His exploration of the violin is captured in his life’s work, the Relative Violin Project which, beyond instrument making, has involved writing books, radiophonic works, films, the development of extended string techniques, the founding of a semi-fictional violin museum (The Rosenberg Museum), and a plethora of large scale multi-media performances often placing the violin outside of the concert hall.
Jon is committed to encouraging a broader understanding of music. In 1977, he started Australia’s first musician run collective for the promotion and recording of improvised music, Fringe Benefit. In 2002 he set up the Australia Ad Lib website for the ABC, an interactive record of, and guide to Australia’s diverse music-making.
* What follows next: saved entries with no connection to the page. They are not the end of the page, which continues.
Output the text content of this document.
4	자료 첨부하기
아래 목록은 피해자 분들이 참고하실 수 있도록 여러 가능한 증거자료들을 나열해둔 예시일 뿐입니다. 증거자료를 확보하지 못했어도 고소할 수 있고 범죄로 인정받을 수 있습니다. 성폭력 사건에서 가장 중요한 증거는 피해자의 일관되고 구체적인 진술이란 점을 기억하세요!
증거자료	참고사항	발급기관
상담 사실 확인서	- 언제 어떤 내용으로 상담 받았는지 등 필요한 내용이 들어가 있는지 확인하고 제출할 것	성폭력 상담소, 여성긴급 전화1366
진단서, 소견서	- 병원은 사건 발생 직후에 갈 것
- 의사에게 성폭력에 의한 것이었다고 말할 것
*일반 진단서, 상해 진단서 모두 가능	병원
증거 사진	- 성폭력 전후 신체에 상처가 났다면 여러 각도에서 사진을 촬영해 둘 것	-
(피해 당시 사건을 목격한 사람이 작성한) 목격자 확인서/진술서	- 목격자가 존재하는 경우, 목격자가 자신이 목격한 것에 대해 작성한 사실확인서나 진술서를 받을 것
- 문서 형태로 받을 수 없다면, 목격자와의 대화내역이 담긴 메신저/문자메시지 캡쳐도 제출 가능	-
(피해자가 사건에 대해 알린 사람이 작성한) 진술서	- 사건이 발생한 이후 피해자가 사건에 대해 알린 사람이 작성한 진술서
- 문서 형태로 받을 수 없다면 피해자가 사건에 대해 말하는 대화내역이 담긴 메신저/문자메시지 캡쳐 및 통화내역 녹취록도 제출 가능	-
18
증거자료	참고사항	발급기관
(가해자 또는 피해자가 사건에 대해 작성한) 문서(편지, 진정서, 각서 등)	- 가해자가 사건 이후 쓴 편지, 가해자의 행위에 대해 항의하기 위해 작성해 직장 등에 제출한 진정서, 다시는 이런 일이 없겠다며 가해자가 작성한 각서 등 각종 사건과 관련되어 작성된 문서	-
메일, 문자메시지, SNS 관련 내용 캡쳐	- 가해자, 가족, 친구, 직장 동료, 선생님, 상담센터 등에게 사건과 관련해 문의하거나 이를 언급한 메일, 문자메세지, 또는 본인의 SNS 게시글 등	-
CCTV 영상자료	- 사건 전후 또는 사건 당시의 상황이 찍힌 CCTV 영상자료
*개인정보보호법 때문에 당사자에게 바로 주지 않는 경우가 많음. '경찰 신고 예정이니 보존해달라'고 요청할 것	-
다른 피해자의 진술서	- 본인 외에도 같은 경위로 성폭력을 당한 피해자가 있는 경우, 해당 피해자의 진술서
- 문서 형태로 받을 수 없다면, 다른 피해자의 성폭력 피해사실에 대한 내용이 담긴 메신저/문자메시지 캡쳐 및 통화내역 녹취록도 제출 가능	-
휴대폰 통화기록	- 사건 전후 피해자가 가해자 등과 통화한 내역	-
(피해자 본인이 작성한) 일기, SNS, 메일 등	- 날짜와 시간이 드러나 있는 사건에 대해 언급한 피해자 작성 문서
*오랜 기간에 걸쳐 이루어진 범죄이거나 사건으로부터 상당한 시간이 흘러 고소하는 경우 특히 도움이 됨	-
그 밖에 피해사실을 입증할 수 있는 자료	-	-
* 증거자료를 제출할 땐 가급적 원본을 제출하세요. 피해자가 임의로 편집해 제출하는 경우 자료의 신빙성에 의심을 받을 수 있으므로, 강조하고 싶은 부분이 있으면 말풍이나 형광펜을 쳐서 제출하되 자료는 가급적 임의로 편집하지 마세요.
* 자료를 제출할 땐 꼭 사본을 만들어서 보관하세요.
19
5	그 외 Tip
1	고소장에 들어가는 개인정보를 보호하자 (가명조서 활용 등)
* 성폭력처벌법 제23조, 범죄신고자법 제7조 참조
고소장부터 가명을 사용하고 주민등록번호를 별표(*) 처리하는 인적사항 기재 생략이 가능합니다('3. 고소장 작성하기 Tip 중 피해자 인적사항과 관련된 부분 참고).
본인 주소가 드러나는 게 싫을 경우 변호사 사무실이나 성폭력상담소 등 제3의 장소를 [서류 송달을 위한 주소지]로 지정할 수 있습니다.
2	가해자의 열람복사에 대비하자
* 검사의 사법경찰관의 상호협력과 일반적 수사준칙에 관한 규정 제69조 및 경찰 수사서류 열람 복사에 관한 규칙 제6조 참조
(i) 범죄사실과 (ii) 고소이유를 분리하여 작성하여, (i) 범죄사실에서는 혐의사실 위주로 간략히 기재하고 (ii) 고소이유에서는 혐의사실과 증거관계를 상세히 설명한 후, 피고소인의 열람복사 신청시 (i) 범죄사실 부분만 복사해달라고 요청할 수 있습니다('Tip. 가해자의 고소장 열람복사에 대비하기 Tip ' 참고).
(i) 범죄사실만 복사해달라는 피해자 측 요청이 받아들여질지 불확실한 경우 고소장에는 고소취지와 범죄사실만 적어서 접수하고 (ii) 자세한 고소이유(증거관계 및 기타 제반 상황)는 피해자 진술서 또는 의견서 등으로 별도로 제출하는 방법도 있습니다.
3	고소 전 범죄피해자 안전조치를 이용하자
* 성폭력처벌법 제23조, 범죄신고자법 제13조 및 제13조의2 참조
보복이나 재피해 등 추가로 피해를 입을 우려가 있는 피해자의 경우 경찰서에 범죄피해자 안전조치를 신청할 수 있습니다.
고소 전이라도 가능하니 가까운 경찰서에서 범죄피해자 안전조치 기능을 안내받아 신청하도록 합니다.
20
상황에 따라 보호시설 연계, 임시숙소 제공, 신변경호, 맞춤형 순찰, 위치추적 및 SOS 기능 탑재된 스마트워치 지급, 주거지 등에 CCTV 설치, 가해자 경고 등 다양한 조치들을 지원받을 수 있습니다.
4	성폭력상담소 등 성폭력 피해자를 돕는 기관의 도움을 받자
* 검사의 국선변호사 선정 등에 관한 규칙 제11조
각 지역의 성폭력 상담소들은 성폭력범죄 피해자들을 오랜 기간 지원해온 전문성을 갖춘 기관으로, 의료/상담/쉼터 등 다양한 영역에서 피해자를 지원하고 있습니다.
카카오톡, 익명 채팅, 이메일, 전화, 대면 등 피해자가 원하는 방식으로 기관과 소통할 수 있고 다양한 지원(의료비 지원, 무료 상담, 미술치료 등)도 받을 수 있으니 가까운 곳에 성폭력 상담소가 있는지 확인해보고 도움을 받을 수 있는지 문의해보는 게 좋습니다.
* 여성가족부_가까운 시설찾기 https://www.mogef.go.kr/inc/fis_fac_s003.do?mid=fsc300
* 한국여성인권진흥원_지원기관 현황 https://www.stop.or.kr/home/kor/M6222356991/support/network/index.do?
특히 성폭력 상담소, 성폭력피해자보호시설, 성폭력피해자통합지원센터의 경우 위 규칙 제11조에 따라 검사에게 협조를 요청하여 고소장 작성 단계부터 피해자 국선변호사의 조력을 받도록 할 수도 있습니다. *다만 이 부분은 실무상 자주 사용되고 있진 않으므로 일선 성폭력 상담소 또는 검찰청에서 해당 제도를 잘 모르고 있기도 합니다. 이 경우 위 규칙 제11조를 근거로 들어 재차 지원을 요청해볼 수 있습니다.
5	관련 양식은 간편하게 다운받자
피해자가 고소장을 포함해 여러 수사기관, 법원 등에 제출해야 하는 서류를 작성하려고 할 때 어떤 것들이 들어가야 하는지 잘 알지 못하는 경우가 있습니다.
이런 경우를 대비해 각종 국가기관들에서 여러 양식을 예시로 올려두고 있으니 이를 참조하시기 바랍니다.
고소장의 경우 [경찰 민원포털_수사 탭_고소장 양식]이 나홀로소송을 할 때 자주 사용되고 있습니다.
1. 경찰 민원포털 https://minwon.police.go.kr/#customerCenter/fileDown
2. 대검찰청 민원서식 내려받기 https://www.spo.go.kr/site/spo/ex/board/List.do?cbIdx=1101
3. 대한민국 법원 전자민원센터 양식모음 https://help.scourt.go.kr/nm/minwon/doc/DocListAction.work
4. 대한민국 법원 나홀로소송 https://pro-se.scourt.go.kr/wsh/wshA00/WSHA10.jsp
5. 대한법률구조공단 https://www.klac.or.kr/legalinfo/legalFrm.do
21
He is also well known for his work with interactive electronics, particularly with his development of the interactive violin bow, or K-Bow. He has turned sports into musical and mixed-media compositions such as netball games (Team Music), pieces for kites and kayaks, a giant environmental ball piece (Sphere of Influence) and developed a whole chamber orchestra of bicycle-powered musical instruments, Pursuit, which will have a revival in Australia in 2013 as part of the Centenary of Canberra celebrations.
“Jon is a global artist, but one with a deep understanding of Australia; it’s culture, history and physical landscape, which he brings to his work and shares with the world,” says Matthew. “He stands as a role model of courage and persistence for talented artists on the fringes. It is a great honour for us to present him with the Australia Council Don Banks Music Award.”
The Australia Council Don Banks Music Award is presented at the Museum of Western Australia, tonight at 6:30pm, as part of the Tura New Music 2012 program launch.